Suez Canal revenues fall 21 percent in March

Kate Dannies
4 Min Read

CAIRO: In continuation of a downward trend, Egypt’s Suez Canal revenues dropped 21 percent to $327.9 million this past March from $416.9 million the previous year, according to a government statement released Sunday.

Although the figures for March are an improvement on February’s earnings, which were the lowest since April 2006 at $301.8 million, Suez Canal revenues are expected to continue dropping steadily into the next fiscal year as a result of the ongoing financial crisis.

The number of vessels using the waterway last month was 1,439, down from 1,699 in March 2008. In February 2009, only 1,272 ships passed through Suez, a five-year low in canal traffic.

The Suez Canal Authority kept its transit tolls for 2009 the same despite expectations that the global financial crisis would reduce traffic, a move that might have put the canal at a disadvantage compared to competition routes such as the Cape of Good Hope which charge lower fees.

The fee imposed for crossing the canal depends on a ship’s size, weight and cargo.

Aside from the impact of the global financial crisis on international trade, seasonal factors and the threat of piracy in the Gulf of Aden have been cited to explain the slowdown in revenues from the canal over the long term.

Historically, the months of February, June and September have seen lower canal revenues due to seasonal factors, which could partially explain the particularly low numbers this past February and the slight recovery for March.

Experts disagree on the impact of piracy on the canal’s productivity, with some citing global crisis as the overarching factor for the slowdown, as piracy impacts a variety of trade routes, not just the Suez Canal. Others believe that the threat of piracy in the Gulf of Aden is enough to push some companies to bypass the canal in favor of less direct routes.
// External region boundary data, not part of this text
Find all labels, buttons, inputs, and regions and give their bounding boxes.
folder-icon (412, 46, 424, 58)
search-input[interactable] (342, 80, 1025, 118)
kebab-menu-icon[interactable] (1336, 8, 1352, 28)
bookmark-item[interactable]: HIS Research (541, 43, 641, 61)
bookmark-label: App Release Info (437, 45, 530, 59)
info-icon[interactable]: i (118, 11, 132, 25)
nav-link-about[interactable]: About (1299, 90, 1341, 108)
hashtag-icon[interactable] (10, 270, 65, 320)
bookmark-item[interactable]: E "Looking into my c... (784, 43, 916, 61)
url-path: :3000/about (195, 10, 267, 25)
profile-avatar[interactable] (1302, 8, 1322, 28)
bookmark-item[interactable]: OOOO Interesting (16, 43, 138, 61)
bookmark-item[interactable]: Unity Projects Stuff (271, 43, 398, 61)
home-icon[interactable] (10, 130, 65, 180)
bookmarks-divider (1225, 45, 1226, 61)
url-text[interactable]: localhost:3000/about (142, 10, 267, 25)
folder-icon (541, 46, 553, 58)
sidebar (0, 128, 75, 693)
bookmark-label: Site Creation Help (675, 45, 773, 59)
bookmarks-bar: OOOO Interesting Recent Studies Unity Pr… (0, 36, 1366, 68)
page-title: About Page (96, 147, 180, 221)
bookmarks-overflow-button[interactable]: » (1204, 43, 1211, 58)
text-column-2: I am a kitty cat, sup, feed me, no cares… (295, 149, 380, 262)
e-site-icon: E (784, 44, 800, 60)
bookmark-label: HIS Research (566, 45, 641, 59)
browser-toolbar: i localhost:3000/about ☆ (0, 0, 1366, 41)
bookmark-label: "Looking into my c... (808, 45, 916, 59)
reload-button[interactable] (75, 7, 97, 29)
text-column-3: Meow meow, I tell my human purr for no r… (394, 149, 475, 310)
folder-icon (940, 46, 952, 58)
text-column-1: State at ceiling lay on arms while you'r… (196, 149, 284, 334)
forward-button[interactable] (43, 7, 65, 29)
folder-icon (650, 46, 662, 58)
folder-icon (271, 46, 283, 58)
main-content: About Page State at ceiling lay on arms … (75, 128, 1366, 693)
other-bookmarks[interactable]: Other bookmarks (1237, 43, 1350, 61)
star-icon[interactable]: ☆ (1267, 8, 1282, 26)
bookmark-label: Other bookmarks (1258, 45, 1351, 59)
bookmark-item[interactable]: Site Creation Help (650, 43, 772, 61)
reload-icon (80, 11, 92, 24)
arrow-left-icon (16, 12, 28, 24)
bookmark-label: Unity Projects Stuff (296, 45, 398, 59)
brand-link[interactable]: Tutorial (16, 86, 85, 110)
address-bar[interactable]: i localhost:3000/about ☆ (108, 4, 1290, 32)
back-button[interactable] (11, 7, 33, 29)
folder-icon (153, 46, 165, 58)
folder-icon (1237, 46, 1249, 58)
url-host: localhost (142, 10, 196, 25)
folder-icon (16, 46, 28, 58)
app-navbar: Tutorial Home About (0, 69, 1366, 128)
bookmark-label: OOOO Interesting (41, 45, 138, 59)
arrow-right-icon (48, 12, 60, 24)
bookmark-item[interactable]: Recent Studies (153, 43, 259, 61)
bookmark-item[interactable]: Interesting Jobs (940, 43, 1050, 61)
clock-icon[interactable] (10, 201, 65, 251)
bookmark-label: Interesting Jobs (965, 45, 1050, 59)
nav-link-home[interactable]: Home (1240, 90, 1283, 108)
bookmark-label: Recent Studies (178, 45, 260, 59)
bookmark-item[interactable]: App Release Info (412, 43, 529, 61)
The Suez Canal is a vital source of foreign currency for Egypt, along with tourism, oil and gas exports and remittances from Egyptians living abroad. It is also a contributor to Egypt’s economic growth, constituting 0.7 percent of Egypt’s 7.2 percent overall growth for the 2007/2008 fiscal year.

The recent decline in canal revenues is part of an overall trend of slowing growth in these sectors.

Magdy Sobhy, an economics expert at Al-Ahram Center for Strategic Studies, predicts that the decline in revenues from the canal will impact the Egyptian pound and foreign currency reserves more than the economy as a whole.

“The canal isn’t a huge part of the overall economy, maybe $5-6 billion out of a total of $130 billion in annual revenue. However, the canal is one of the main sources of foreign currency and I think that reduced activity in the canal will really impact the Egyptian pound, the central bank and the reserves of foreign currency over time, he said.

It appears that revenues from the canal can be expected to continue dropping for the foreseeable future. Cairo investment bank EFG-Hermes expects total revenues for the canal to drop 10 percent for the 2008/2009 fiscal year from $5.1 billion in 2007/2008, and a further 25 percent in the coming fiscal year beginning July 1.